Per quanto riguarda l'Euganeo poi, mi ricordo molto bene che la gran parte della cittadinanza con il Padova in serie A richiedeva a gran voce uno stadio "all'altezza" screditando cosi il vecchio Appiani che qui tanto declamiamo.No se poe vere a botte piena e a mujere imbriaga.
Che poi l'Euganeo non sia proprio il fiore all'occhiello degli stadi italiani è cosa risaputa e mi trova d'accordo.

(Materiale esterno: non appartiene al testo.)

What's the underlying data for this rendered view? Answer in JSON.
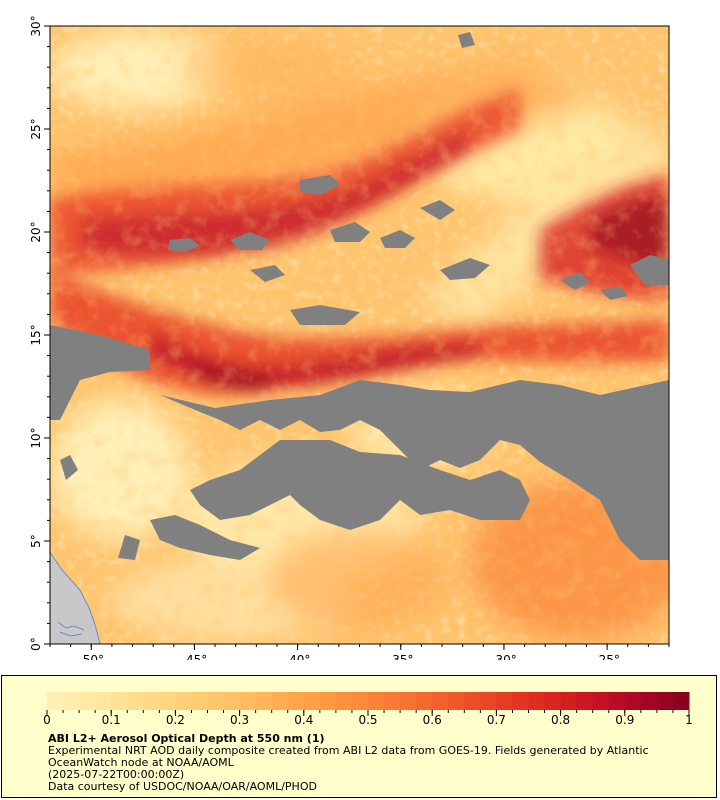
{
  "map": {
    "lat_axis": {
      "range": [
        0,
        30
      ],
      "ticks": [
        {
          "value": 0,
          "label": "0°"
        },
        {
          "value": 5,
          "label": "5°"
        },
        {
          "value": 10,
          "label": "10°"
        },
        {
          "value": 15,
          "label": "15°"
        },
        {
          "value": 20,
          "label": "20°"
        },
        {
          "value": 25,
          "label": "25°"
        },
        {
          "value": 30,
          "label": "30°"
        }
      ]
    },
    "lon_axis": {
      "range": [
        -52,
        -22
      ],
      "ticks": [
        {
          "value": -50,
          "label": "-50°"
        },
        {
          "value": -45,
          "label": "-45°"
        },
        {
          "value": -40,
          "label": "-40°"
        },
        {
          "value": -35,
          "label": "-35°"
        },
        {
          "value": -30,
          "label": "-30°"
        },
        {
          "value": -25,
          "label": "-25°"
        }
      ]
    },
    "colors": {
      "no_data": "#808080",
      "land": "#c8c8c8",
      "coast": "#6a8cc8"
    }
  },
  "colorbar": {
    "range": [
      0,
      1
    ],
    "labels": [
      "0",
      "0.1",
      "0.2",
      "0.3",
      "0.4",
      "0.5",
      "0.6",
      "0.7",
      "0.8",
      "0.9",
      "1"
    ],
    "colors": [
      "#fff0b8",
      "#ffe49a",
      "#ffd27c",
      "#ffbe62",
      "#ffa24a",
      "#fb8638",
      "#f4652c",
      "#e84024",
      "#d8201e",
      "#b40a28",
      "#86001e"
    ]
  },
  "legend": {
    "title": "ABI L2+ Aerosol Optical Depth at 550 nm (1)",
    "desc_line1": "Experimental NRT AOD daily composite created from ABI L2 data from GOES-19. Fields generated by Atlantic",
    "desc_line2": "OceanWatch node at NOAA/AOML",
    "time": "(2025-07-22T00:00:00Z)",
    "credit": "Data courtesy of USDOC/NOAA/OAR/AOML/PHOD"
  }
}
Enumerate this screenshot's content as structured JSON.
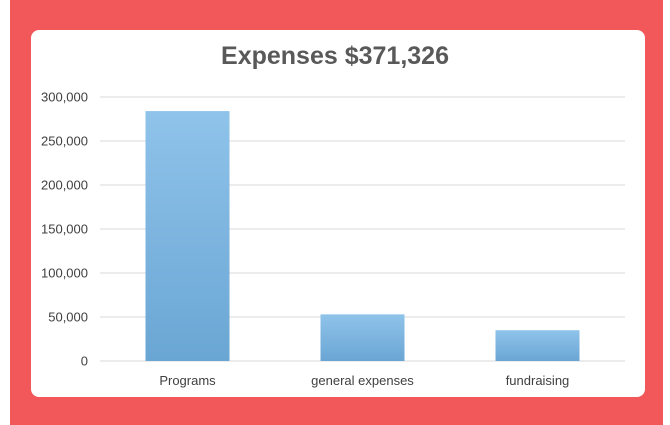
{
  "chart_data": {
    "type": "bar",
    "title": "Expenses $371,326",
    "xlabel": "",
    "ylabel": "",
    "categories": [
      "Programs",
      "general expenses",
      "fundraising"
    ],
    "values": [
      284000,
      53000,
      35000
    ],
    "ylim": [
      0,
      300000
    ],
    "yticks": [
      0,
      50000,
      100000,
      150000,
      200000,
      250000,
      300000
    ],
    "ytick_labels": [
      "0",
      "50,000",
      "100,000",
      "150,000",
      "200,000",
      "250,000",
      "300,000"
    ],
    "grid": true,
    "legend": "none",
    "bar_color_top": "#8fc3ea",
    "bar_color_bottom": "#6aa6d4"
  },
  "colors": {
    "frame": "#f2585a",
    "card": "#ffffff",
    "gridline": "#d9d9d9"
  }
}
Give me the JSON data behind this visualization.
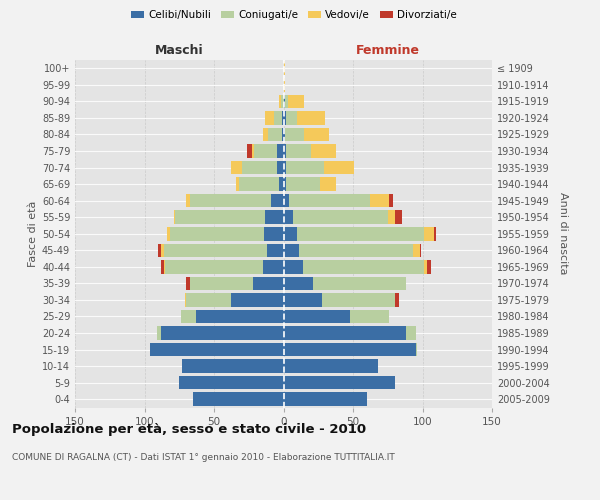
{
  "age_groups": [
    "0-4",
    "5-9",
    "10-14",
    "15-19",
    "20-24",
    "25-29",
    "30-34",
    "35-39",
    "40-44",
    "45-49",
    "50-54",
    "55-59",
    "60-64",
    "65-69",
    "70-74",
    "75-79",
    "80-84",
    "85-89",
    "90-94",
    "95-99",
    "100+"
  ],
  "birth_years": [
    "2005-2009",
    "2000-2004",
    "1995-1999",
    "1990-1994",
    "1985-1989",
    "1980-1984",
    "1975-1979",
    "1970-1974",
    "1965-1969",
    "1960-1964",
    "1955-1959",
    "1950-1954",
    "1945-1949",
    "1940-1944",
    "1935-1939",
    "1930-1934",
    "1925-1929",
    "1920-1924",
    "1915-1919",
    "1910-1914",
    "≤ 1909"
  ],
  "male_celibe": [
    65,
    75,
    73,
    96,
    88,
    63,
    38,
    22,
    15,
    12,
    14,
    13,
    9,
    3,
    5,
    5,
    1,
    1,
    0,
    0,
    0
  ],
  "male_coniugato": [
    0,
    0,
    0,
    0,
    3,
    11,
    32,
    45,
    70,
    74,
    68,
    65,
    58,
    29,
    25,
    16,
    10,
    6,
    2,
    0,
    0
  ],
  "male_vedovo": [
    0,
    0,
    0,
    0,
    0,
    0,
    1,
    0,
    1,
    2,
    2,
    1,
    3,
    2,
    8,
    2,
    4,
    6,
    1,
    0,
    0
  ],
  "male_divorziato": [
    0,
    0,
    0,
    0,
    0,
    0,
    0,
    3,
    2,
    2,
    0,
    0,
    0,
    0,
    0,
    3,
    0,
    0,
    0,
    0,
    0
  ],
  "fem_nubile": [
    60,
    80,
    68,
    95,
    88,
    48,
    28,
    21,
    14,
    11,
    10,
    7,
    4,
    2,
    2,
    2,
    1,
    2,
    1,
    0,
    0
  ],
  "fem_coniugata": [
    0,
    0,
    0,
    1,
    7,
    28,
    52,
    67,
    87,
    82,
    91,
    68,
    58,
    24,
    27,
    18,
    14,
    8,
    2,
    0,
    0
  ],
  "fem_vedova": [
    0,
    0,
    0,
    0,
    0,
    0,
    0,
    0,
    2,
    5,
    7,
    5,
    14,
    12,
    22,
    18,
    18,
    20,
    12,
    1,
    1
  ],
  "fem_divorziata": [
    0,
    0,
    0,
    0,
    0,
    0,
    3,
    0,
    3,
    1,
    2,
    5,
    3,
    0,
    0,
    0,
    0,
    0,
    0,
    0,
    0
  ],
  "color_celibe": "#3b6ea5",
  "color_coniugato": "#b8cfa0",
  "color_vedovo": "#f5c95a",
  "color_divorziato": "#c0392b",
  "xlim": 150,
  "title": "Popolazione per età, sesso e stato civile - 2010",
  "subtitle": "COMUNE DI RAGALNA (CT) - Dati ISTAT 1° gennaio 2010 - Elaborazione TUTTITALIA.IT",
  "label_maschi": "Maschi",
  "label_femmine": "Femmine",
  "ylabel_left": "Fasce di età",
  "ylabel_right": "Anni di nascita",
  "bg_color": "#f2f2f2",
  "plot_bg": "#e4e4e4"
}
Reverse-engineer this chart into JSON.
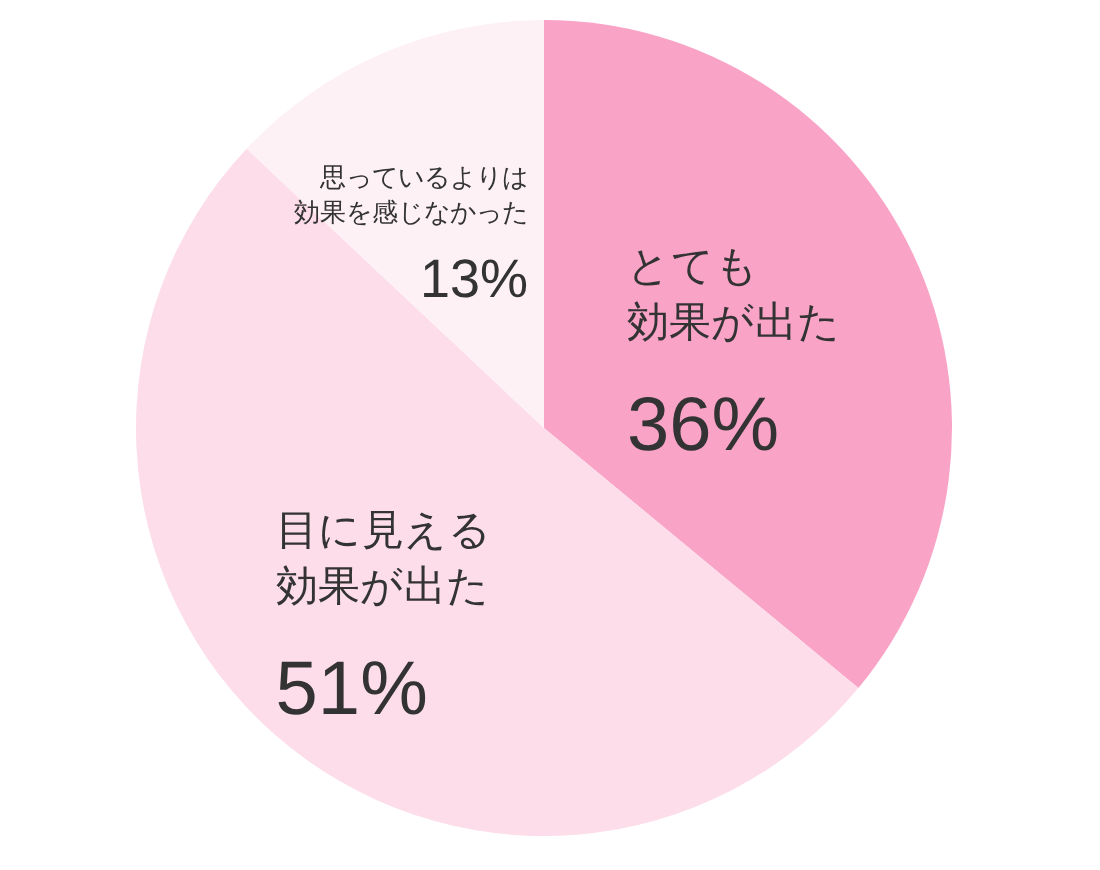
{
  "chart_data": {
    "type": "pie",
    "categories": [
      "とても効果が出た",
      "目に見える効果が出た",
      "思っているよりは効果を感じなかった"
    ],
    "values": [
      36,
      51,
      13
    ],
    "value_labels": [
      "36%",
      "51%",
      "13%"
    ],
    "colors": [
      "#f9a3c7",
      "#fcdde9",
      "#fdf1f6"
    ],
    "legend": false
  }
}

Inoltre ci sarebbe da fare un gran bel discorso sul valore sportivo, perchè è certamente vero che il calcio è lo sport nazionale, ma a Padova, Nereo Rocco a parte, non abbiamo quasi mai goduto di grandi trionfi calcistici, cosa che invece è successa per molti altri sport cosiddetti minori. Il Cus Padova sforna grandi atleti ogni anno nelle più svariate discipline,vanta impianti tra i migliori d'Italia, e d'Europa come il campo di hockey in via J. Corrado che è stato sede dei Campionati Europei di categoria già nel 1999, il petrarca rugby ci ha dato grandi gioie, e grandi campioni, 2 su tutti i fratelli bergamasco.
Quindi se mi si parla di valore sportivo bisogna valutarlo bene nel suo complesso, avere un occhio critico su ciò che ci circonda.
In ultima a chi mi dice "muoviti" "non guardare la tv" "nn leggere il mattino" dico che purtroppo non posso fare "non fare" tutte queste cose perchè non ne ho il tempo, quindi prima di avanzare stereotipi che non portano a conclusioni proficue è meglio ragionare sul problema.